The Sense of Style: The Thinking Person's Guide to Writing in the 21st Century by Steven Pinker
My rating: 4 of 5 stars
This book provides reference material as well as conceptual information about writing and word usage. The author's message to purists is "Language is always changing, get used to it." Language has been going to hell for a very long time: “According to the English scholar Richard Lloyd-Jones, some of the clay tablets deciphered from ancient Sumerian include complaints about the deteriorating writing skills of the young.”
Pinker provides plenty of details about the nuts and bolts of sentence structure and larger "arcs of coherence" that help readers decode the meaning an author intends.

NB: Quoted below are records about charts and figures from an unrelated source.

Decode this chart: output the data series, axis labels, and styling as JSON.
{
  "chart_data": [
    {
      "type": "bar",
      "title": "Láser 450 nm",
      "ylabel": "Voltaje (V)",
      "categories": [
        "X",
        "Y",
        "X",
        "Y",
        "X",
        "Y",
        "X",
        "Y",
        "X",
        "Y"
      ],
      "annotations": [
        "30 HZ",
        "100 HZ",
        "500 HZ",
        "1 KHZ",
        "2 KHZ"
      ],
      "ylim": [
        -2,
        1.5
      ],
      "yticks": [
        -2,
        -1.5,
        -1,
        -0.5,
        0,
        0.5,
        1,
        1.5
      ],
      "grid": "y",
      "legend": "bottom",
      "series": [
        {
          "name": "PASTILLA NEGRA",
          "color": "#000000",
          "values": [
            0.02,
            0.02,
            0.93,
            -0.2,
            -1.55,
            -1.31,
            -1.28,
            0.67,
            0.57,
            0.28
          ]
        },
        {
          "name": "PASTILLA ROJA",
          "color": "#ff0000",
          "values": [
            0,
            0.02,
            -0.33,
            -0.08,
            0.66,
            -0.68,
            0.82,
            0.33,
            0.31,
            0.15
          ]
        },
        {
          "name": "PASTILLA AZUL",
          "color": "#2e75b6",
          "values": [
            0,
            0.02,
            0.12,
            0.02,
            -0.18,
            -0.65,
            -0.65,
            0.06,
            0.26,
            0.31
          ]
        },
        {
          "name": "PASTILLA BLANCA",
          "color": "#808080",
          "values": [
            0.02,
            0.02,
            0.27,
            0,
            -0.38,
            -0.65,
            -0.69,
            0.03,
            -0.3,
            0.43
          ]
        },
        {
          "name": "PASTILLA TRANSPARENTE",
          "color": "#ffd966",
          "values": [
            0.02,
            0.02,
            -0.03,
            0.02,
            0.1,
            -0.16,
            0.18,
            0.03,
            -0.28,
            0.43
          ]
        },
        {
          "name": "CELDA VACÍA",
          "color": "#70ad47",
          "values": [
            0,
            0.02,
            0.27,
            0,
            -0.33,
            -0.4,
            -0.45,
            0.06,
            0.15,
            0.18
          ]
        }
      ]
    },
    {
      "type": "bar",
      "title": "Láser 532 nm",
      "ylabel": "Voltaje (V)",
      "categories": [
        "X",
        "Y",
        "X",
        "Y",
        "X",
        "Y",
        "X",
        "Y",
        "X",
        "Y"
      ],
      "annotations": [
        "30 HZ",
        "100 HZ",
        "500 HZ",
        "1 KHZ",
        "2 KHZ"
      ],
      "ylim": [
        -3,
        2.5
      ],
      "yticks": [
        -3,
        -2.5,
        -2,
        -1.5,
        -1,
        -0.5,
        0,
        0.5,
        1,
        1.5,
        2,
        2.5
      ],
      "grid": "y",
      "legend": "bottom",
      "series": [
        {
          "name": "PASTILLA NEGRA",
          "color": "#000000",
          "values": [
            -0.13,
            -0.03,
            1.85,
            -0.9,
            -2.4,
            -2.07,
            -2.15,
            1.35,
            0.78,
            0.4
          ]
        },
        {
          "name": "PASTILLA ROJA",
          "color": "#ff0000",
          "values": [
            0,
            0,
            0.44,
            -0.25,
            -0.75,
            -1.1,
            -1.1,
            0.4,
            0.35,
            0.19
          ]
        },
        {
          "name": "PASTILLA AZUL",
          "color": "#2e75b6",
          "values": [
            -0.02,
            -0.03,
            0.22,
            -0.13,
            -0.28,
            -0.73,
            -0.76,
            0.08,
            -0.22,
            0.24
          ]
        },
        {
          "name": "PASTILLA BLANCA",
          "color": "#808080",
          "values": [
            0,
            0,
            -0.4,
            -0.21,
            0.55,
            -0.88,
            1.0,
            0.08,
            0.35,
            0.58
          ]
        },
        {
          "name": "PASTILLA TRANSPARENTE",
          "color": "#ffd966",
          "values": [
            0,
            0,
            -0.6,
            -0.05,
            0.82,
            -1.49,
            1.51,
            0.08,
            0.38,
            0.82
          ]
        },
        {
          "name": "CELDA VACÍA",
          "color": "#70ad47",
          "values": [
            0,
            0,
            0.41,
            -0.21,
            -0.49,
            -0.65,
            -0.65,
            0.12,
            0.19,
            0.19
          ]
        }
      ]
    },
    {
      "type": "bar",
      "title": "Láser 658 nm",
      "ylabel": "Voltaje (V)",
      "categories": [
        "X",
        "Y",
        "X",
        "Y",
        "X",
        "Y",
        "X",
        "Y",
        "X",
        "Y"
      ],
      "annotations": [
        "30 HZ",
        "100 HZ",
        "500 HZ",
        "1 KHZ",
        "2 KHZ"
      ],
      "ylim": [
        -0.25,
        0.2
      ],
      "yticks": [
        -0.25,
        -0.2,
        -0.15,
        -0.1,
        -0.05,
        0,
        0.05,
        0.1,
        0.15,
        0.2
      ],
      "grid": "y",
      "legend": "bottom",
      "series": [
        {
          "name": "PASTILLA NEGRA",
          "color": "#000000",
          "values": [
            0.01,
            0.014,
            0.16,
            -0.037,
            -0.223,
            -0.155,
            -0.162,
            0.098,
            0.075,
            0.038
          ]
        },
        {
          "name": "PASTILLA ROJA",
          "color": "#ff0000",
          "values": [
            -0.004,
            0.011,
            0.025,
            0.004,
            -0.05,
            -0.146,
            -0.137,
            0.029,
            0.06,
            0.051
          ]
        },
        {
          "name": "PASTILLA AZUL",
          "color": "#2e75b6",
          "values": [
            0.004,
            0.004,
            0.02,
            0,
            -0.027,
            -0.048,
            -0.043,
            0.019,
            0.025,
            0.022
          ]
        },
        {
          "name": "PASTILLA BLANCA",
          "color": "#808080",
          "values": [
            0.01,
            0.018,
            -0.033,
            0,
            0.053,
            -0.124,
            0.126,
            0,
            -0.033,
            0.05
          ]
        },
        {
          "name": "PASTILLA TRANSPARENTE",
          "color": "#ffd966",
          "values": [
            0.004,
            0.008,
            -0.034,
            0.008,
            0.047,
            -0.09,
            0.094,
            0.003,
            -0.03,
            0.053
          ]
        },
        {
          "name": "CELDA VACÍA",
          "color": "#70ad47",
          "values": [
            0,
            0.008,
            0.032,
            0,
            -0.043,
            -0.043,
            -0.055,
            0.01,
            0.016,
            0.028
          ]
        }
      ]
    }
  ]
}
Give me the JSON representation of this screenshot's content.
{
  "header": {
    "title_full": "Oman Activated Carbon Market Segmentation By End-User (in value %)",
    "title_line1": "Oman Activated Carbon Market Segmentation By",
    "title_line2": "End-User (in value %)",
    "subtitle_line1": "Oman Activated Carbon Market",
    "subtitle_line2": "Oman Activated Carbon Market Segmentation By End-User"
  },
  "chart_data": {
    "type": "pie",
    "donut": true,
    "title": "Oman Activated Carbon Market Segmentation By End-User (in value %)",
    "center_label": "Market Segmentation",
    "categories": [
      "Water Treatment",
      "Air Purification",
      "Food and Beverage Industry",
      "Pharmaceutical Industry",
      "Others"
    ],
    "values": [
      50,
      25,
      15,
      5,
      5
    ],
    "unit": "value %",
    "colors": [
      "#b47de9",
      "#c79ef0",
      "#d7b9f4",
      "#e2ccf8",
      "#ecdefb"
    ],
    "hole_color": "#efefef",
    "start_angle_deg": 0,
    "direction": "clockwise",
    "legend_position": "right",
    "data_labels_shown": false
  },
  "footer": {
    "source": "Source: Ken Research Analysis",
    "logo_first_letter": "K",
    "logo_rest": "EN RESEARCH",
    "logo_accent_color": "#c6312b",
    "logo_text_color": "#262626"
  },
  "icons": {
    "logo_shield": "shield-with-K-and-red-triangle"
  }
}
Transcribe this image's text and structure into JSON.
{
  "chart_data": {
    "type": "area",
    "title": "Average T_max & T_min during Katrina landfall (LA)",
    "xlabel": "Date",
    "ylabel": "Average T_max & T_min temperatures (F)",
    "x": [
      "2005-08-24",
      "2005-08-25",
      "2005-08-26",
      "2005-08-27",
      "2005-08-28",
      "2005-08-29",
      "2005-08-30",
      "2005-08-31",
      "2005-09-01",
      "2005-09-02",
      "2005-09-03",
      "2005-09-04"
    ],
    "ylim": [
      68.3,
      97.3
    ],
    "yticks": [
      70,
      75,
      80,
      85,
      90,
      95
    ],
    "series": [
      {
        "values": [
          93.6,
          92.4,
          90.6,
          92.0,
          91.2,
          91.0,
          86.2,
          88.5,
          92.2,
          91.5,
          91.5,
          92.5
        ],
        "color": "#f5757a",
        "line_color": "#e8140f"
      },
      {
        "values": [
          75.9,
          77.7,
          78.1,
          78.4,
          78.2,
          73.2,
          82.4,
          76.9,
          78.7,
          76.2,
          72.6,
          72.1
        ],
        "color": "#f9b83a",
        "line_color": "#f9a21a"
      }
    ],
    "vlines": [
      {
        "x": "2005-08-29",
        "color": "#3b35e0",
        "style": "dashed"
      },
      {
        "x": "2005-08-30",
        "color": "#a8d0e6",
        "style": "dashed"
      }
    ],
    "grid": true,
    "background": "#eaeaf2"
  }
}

My favorite concept from this book is the "zombie noun" a nickname coined by Helen Sword for an unnecessary nominalization that hides the agent of action. "The proliferation of nominalizations in a discursive formation may be an indication of a tendency toward pomposity and abstraction." That translates in plain English to "Writers who overload their sentences with nouns derived from verbs and adjectives tend to sound pompous and abstract."
Since he is exposed to a great deal of academic writing, he explores how knowing a great deal about a subject can make an author the worst possible person to write about it. “The better you know something, the less you remember about how hard it was to learn. The curse of knowledge is the single best explanation I know of why good people write bad prose.”
I also enjoyed his ironic sense of humor. “Unfortunately for cosmic justice, many gifted writers are scoundrels, and many inept ones are the salt of the earth.”